In this project, we applied meta-analytic techniques to examine aspects of family-based prevention programs most consistently associated with success at reducing adolescent substance use. Instead of comparing programs, we decomposed each program into a set of key topics or components that were addressed by program curricula (e.g., parental monitoring, family relations, peer risk, etc.). We then used the program components to predict effect sizes.

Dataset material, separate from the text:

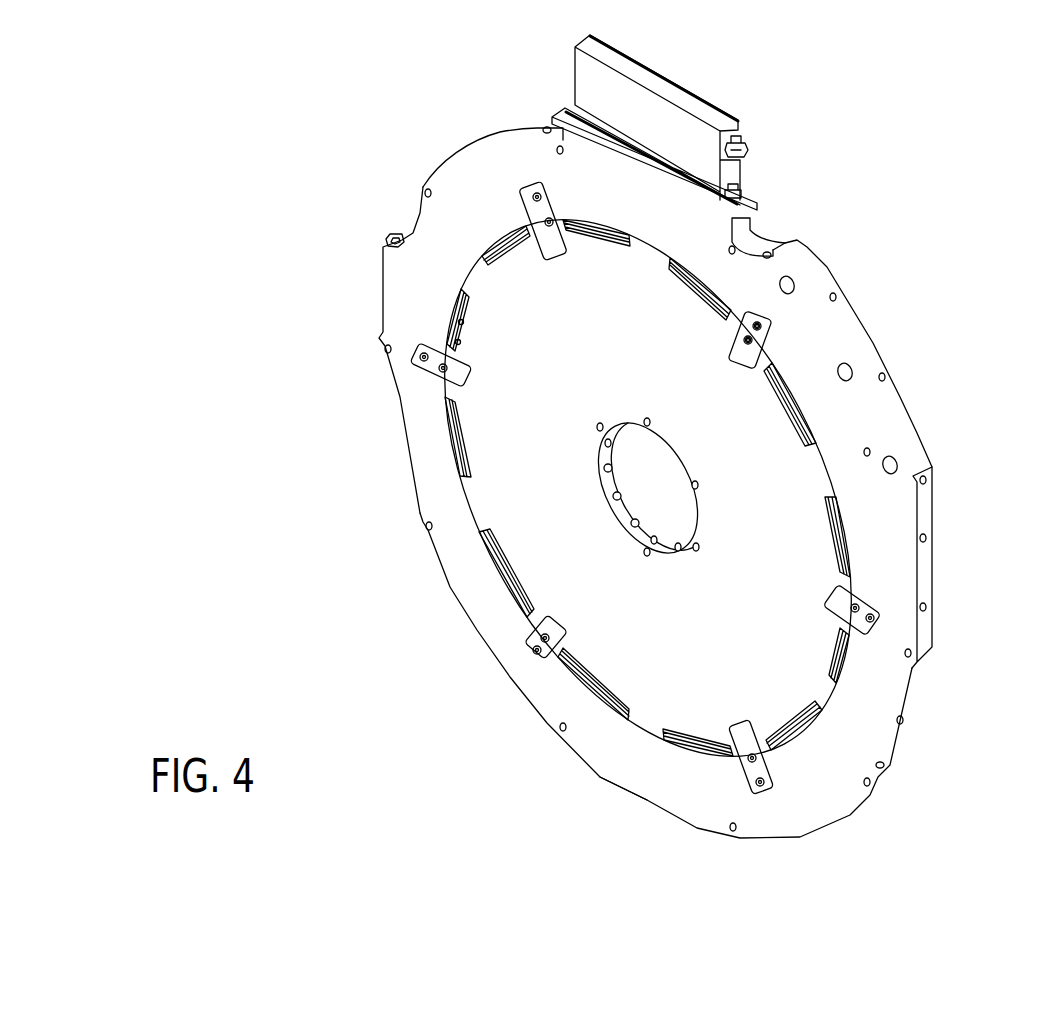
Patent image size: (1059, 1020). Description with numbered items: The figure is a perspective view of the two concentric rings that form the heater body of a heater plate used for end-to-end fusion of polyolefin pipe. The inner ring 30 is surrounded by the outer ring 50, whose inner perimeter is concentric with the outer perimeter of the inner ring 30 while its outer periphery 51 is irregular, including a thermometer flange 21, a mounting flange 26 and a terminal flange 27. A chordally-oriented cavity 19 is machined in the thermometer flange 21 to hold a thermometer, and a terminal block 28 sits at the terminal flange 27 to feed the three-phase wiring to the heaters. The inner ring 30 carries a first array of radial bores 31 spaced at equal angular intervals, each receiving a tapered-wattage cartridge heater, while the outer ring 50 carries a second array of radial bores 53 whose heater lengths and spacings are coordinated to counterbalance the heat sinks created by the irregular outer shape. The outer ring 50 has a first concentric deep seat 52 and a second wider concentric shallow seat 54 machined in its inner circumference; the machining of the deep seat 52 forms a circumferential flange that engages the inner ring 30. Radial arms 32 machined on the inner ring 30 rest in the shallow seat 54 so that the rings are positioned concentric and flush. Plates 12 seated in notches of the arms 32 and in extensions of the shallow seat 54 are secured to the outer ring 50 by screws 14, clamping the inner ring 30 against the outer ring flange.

We conducted a document search in September 2012; our initial sample of 5071 studies was reduced to 128 studies that met all inclusion criteria. DV’s included outcome measures related to change in youth substance use. We coded sufficient information to calculate an effect size (ES) for each DV; a positive ES indicated a favorable outcome for the treatment group. For IV’s, we coded the amount of time that each program allocated to each component, in terms of youth-only, parents-only, and whole-family time. We developed a reliable coding system (ICC’s > .90 for a randomly selected subsample) to capture the diversity of the different programs.
Since effect sizes (ES’s) were nested within programs, we used hierarchical linear modeling. In our final model, two youth-only components emerged as the best predictors of ES’s: improving family relations (B=.57, SE=.17, p < .001), and promoting more effective family problem solving (B=.29, SE=.12, p < .05). In an analysis of interaction effects, we found that the effects of the parent-only monitoring component were amplified by the youth-only family relations component (B=1.51, SE=.27, p < .001) and the youth-only substance use knowledge component (B=1.08, SE=.52, p < .05).
Our results provide a stronger understanding of how family-based programs work to prevent adolescent substance use, and our approach can be extended to additional outcomes and populations.